O Lord, my heart is not proud, nor my eyes haughty; nor do I involve myself in great matters, or in things too difficult for me. Surely I have composed and quieted my soul; like a weaned child rests against his mother, my soul is like a weaned child within me. O Israel, hope in the Lord from this time forth and forever. (Psalm 137)
This is the first time I have used an entire Psalm as an opening. But then it is only 3 verses long. I first ran across this Psalm as a psalm I learned at a Bible study in grad school. The music was written by some monks know as the St. Louis Jesuits. The music was hauntingly beautiful.

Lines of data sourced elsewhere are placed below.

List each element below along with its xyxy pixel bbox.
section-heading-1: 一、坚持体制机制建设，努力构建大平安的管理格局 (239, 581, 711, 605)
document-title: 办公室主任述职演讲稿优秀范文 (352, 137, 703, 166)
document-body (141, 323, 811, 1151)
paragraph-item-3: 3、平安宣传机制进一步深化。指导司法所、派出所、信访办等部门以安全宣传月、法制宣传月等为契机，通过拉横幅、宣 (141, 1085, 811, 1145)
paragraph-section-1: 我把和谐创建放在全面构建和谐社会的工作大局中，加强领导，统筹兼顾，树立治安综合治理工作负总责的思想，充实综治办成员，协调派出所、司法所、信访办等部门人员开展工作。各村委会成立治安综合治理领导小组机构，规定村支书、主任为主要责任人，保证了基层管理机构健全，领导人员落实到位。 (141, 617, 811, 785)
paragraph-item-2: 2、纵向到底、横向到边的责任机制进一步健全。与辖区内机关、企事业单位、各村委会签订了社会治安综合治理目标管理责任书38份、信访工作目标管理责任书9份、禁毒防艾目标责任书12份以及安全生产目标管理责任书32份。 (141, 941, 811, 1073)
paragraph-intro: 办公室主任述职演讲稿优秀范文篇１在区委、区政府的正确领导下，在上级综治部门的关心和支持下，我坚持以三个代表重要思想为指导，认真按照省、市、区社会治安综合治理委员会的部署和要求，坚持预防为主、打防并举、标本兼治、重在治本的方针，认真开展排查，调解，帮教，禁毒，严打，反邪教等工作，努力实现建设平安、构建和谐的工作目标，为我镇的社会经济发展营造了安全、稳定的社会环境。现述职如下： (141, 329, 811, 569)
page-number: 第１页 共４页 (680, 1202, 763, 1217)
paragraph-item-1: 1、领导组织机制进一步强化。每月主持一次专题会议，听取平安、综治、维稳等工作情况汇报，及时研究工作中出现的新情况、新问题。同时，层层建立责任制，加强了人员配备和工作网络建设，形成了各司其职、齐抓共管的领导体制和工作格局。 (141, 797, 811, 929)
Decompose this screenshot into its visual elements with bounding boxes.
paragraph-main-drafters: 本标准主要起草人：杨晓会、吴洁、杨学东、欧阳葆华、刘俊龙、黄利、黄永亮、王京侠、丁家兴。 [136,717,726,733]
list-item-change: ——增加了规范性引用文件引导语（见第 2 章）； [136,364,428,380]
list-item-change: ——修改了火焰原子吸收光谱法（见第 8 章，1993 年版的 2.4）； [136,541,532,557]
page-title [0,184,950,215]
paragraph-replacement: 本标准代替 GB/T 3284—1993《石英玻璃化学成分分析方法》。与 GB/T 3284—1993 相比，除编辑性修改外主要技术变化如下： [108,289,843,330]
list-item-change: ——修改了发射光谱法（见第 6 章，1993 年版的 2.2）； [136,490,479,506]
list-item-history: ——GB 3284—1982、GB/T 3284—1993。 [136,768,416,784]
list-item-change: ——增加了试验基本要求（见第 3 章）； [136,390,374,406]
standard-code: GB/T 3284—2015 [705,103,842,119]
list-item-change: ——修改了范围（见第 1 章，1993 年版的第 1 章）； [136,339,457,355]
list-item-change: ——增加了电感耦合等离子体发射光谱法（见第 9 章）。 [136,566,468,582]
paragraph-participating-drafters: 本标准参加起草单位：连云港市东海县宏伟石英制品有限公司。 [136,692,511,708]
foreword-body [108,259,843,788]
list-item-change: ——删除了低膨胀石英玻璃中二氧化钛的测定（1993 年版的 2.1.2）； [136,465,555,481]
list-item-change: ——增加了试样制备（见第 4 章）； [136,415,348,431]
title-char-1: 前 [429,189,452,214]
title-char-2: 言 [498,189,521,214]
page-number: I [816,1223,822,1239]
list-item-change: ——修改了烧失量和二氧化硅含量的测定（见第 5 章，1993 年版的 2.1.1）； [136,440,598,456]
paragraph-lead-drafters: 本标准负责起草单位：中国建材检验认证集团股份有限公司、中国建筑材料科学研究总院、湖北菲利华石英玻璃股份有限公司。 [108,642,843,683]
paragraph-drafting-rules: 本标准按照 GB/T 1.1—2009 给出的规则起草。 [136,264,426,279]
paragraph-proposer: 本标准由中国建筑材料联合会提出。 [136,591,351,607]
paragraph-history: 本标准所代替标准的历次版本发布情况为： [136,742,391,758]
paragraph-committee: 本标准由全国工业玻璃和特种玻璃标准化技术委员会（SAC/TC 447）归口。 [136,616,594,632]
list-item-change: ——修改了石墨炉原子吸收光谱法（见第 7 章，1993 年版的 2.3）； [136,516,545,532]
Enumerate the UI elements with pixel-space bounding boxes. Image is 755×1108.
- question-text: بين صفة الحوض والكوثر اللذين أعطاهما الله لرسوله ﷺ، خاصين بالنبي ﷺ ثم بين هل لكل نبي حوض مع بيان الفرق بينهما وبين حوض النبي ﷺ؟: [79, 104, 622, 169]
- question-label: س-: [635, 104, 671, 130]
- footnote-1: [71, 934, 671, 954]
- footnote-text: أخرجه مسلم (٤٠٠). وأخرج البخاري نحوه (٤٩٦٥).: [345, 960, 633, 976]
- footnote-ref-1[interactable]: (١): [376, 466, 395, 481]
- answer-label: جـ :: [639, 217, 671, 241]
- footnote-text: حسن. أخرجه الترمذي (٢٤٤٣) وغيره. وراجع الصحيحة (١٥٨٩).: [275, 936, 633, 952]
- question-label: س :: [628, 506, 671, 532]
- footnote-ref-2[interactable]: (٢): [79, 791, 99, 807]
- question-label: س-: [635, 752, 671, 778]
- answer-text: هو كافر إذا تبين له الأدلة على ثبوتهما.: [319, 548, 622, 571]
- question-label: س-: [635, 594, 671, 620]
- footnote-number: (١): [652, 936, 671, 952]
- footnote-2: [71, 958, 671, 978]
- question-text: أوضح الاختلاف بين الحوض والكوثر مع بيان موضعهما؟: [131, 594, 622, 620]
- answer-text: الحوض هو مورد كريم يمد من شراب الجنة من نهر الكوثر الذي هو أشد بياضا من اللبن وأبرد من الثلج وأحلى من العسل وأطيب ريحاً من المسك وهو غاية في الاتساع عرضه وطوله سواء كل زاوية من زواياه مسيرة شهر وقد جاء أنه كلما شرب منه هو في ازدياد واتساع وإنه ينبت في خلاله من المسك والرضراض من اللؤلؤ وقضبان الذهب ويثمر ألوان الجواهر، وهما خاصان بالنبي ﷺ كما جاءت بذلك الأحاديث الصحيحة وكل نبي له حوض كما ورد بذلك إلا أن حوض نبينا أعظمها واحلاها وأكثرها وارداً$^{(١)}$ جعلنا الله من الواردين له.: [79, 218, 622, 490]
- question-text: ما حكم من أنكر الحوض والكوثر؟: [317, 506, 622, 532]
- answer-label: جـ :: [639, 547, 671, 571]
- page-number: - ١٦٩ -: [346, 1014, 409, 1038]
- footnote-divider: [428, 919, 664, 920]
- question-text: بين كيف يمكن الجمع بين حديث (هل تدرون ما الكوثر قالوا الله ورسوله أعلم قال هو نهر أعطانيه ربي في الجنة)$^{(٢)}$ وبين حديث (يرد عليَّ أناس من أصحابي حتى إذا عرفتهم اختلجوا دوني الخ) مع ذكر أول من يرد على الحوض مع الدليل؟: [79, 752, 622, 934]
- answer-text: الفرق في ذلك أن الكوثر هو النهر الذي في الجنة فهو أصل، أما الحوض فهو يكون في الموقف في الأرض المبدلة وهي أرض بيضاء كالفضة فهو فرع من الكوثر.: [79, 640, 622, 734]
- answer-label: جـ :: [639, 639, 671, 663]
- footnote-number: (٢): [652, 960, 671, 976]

Here’s an example of their music:
Back to Psalm 137. It was winter in Chicago in the early 90’s, and my wife and I has just suffered our third and final miscarriage. So grieving the loss of this child, I tried to compose and quiet my soul. I tried to think what it would be like for a child to rest safe and secure against his mother. And after great stretches of tears, my Loving Heavenly Father brought me comfort, as He held me in His arms.
This Psalm brought me great comfort, but it wasn’t just this song. Michael Card had just released his third and final album of His trilogy, The Life, and he had this incredible song entitled Joseph’s Song. And coincidentally it was a song about Joseph holding Jesus, his first born. I sat in the dark, repeating this on track over and over. The song begins:
How could it be this baby in my arms
Sleeping now, so peacefully
The Son of God, the angel said
How could it be
Lord I know He’s not my own
Not of my flesh, not of my bone
Still Father let this baby be
The son of my love.
Father show me where I fit into this plan of yours
How can a man be father to the Son of God
Lord for all my life I’ve been a simple carpenter
How can I raise a king? How can I raise a king?
Like Joseph, I didn’t understand the plan; but Joseph did raise a king; and he held a king—the King of kings. And I? I was the Dad who was held by my Father.
Years later, this song still stirs the loss and His overwhelming comfort. And there are still things I do not understand, but then I don’t have to. I trust Him.
Whatever you grief, whatever your loss, may you rest in the arms of The Most High.